Невзадолге, спустя три-четыре дня, повышенная маниакальная возбудимость уступила место, перешла у нее едва ли не в аутическое, несомненно, депрессивное состояние. Накатившее на Тану угнетенное безмолвие ― вовсе не золото, по мнению Евгена, по возможности и необходимости все критические дни чутко наблюдавшего за соратницей.
Пришлось ему сложносочиненно и убежденно воззвать к чувствам, обратиться за подмогой к Змитеру, попросить его оказать ей по-товарищески, строго по-мужски, сексологическую помощь. Высвободить известным путем у нее эстрогены, эндорфины и тому подобную эндокринологию, свести один в один, папа в маму женский гормональный баланс, актив с пассивом, вывести ее из прогрессирующей депрессии.
Змитер участливо, психотерапевтически внял аудиторскому предложению старшего товарища. И все у него, у них вошло, вышло, кончилось наилучшим врачебным образом. Начав с вечернего чая вдвоем на кухне, они потом перебрались к нему в комнату. По прошествии двух-трех задушевных дарницких чаепитий поздним вечером Тана пришла в относительную психологическую норму. А их ночные физиологические отношения дальнейшего аффектированного продолжения в благоприятном анамнезе не имели.
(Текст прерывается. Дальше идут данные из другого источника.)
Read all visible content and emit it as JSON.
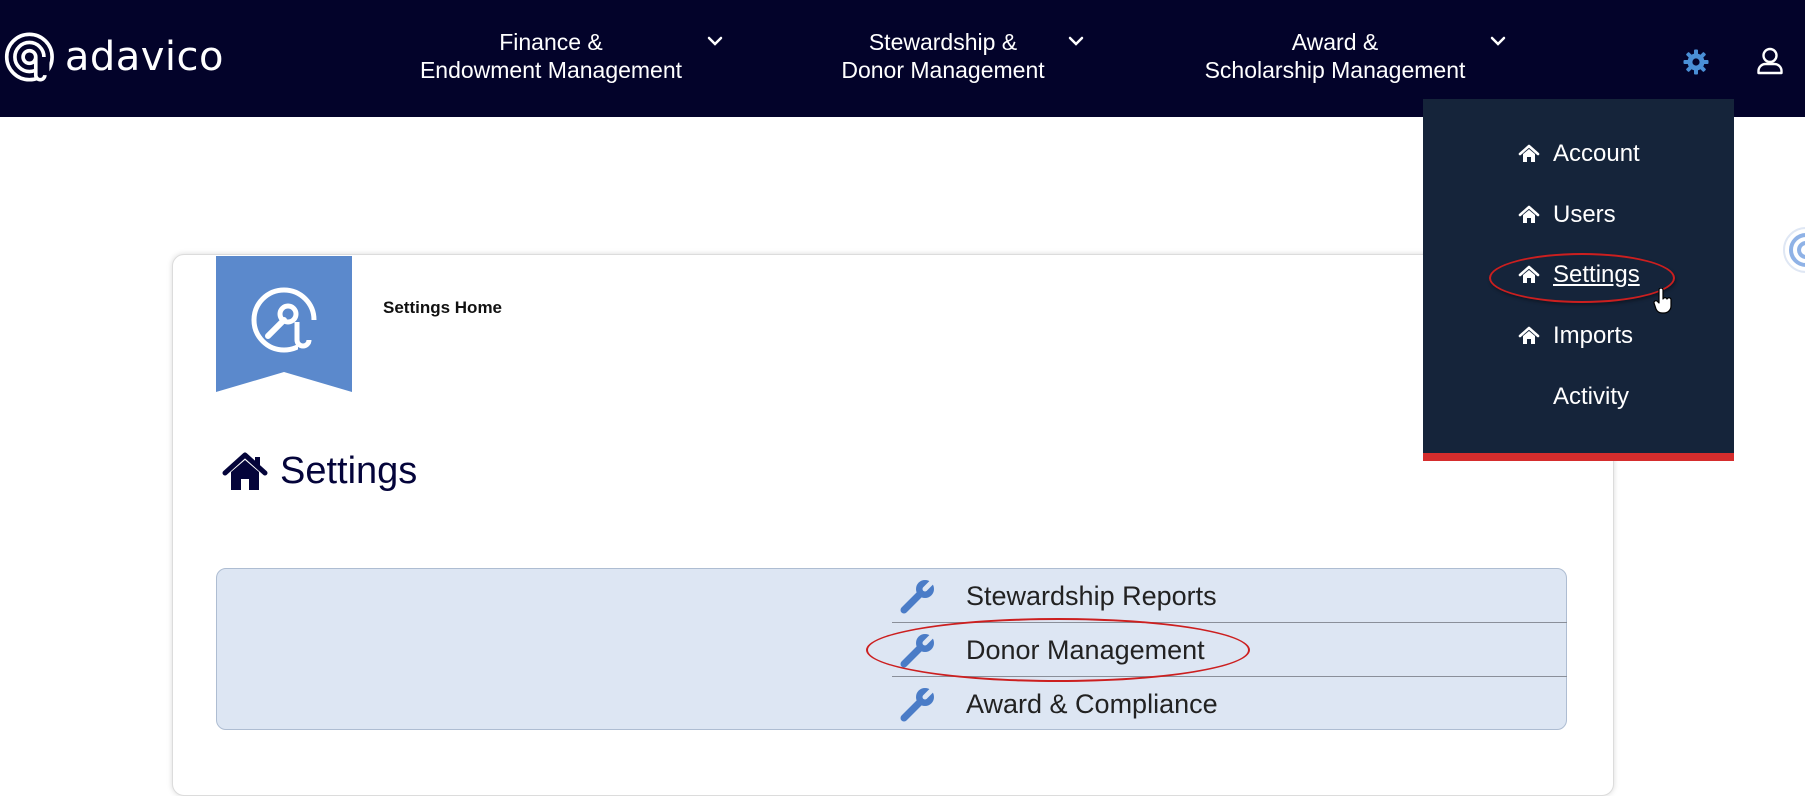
{
  "brand": {
    "name": "adavico"
  },
  "nav": {
    "items": [
      {
        "line1": "Finance &",
        "line2": "Endowment Management"
      },
      {
        "line1": "Stewardship &",
        "line2": "Donor Management"
      },
      {
        "line1": "Award &",
        "line2": "Scholarship Management"
      }
    ],
    "icons": {
      "settings": "gear-icon",
      "user": "user-icon",
      "expand": "chevron-down-icon"
    }
  },
  "dropdown": {
    "items": [
      {
        "label": "Account",
        "icon": "home-icon"
      },
      {
        "label": "Users",
        "icon": "home-icon"
      },
      {
        "label": "Settings",
        "icon": "home-icon",
        "active": true
      },
      {
        "label": "Imports",
        "icon": "home-icon"
      },
      {
        "label": "Activity"
      }
    ],
    "colors": {
      "background": "#15243a",
      "accent_bar": "#d52d2d"
    }
  },
  "breadcrumb": {
    "label": "Settings Home"
  },
  "page": {
    "title": "Settings"
  },
  "settings_links": [
    {
      "label": "Stewardship Reports",
      "icon": "wrench-icon"
    },
    {
      "label": "Donor Management",
      "icon": "wrench-icon"
    },
    {
      "label": "Award & Compliance",
      "icon": "wrench-icon"
    }
  ],
  "colors": {
    "nav_background": "#03032a",
    "ribbon": "#5b89cc",
    "panel_background": "#dde6f3",
    "annotation": "#cc1f1f",
    "wrench": "#4a7cc7",
    "title": "#04043a"
  }
}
Убедившись в дееспособности Таны Бельской адекватно воспринимать действительность тут и там, днем и ночью, Евген Печанский конфиденциально и оперативно вызвал Вольгу Сведкович из Минска. Чтобы пообщаться просто, спокойно, вживе. Превентивно он довел кое-какую встречную информацию до осведомленного размышления Змитера с Таной.
"Как это попроще сказать, крепким чайком со сдобными коричными плюшками побалуемся в Дарнице... Коли не изъясняться насустрачь в стиле высокой науки и велеречивой университетской культуры на многих языках, во языцех".
Глава пятьдесят четвертая
Вдоль большой дороги
Незадолго до приезда Вольги у Евгена на дарницкой штаб-квартире состоялась любопытнейшая встреча с двумя белорусскими добровольцами. Посредством Змитера и с другими надежными рекомендациями они сами на него вышли, вернувшись из зоны АТО под Мариуполем. Осторожно поговорили они с чаепитием сперва вокруг да около внешней да внутренней политики там, сям. Засим перешли к откровенному обмену мнениями и взглядами на будущее Беларуси вообще и своем собственном в нем участии.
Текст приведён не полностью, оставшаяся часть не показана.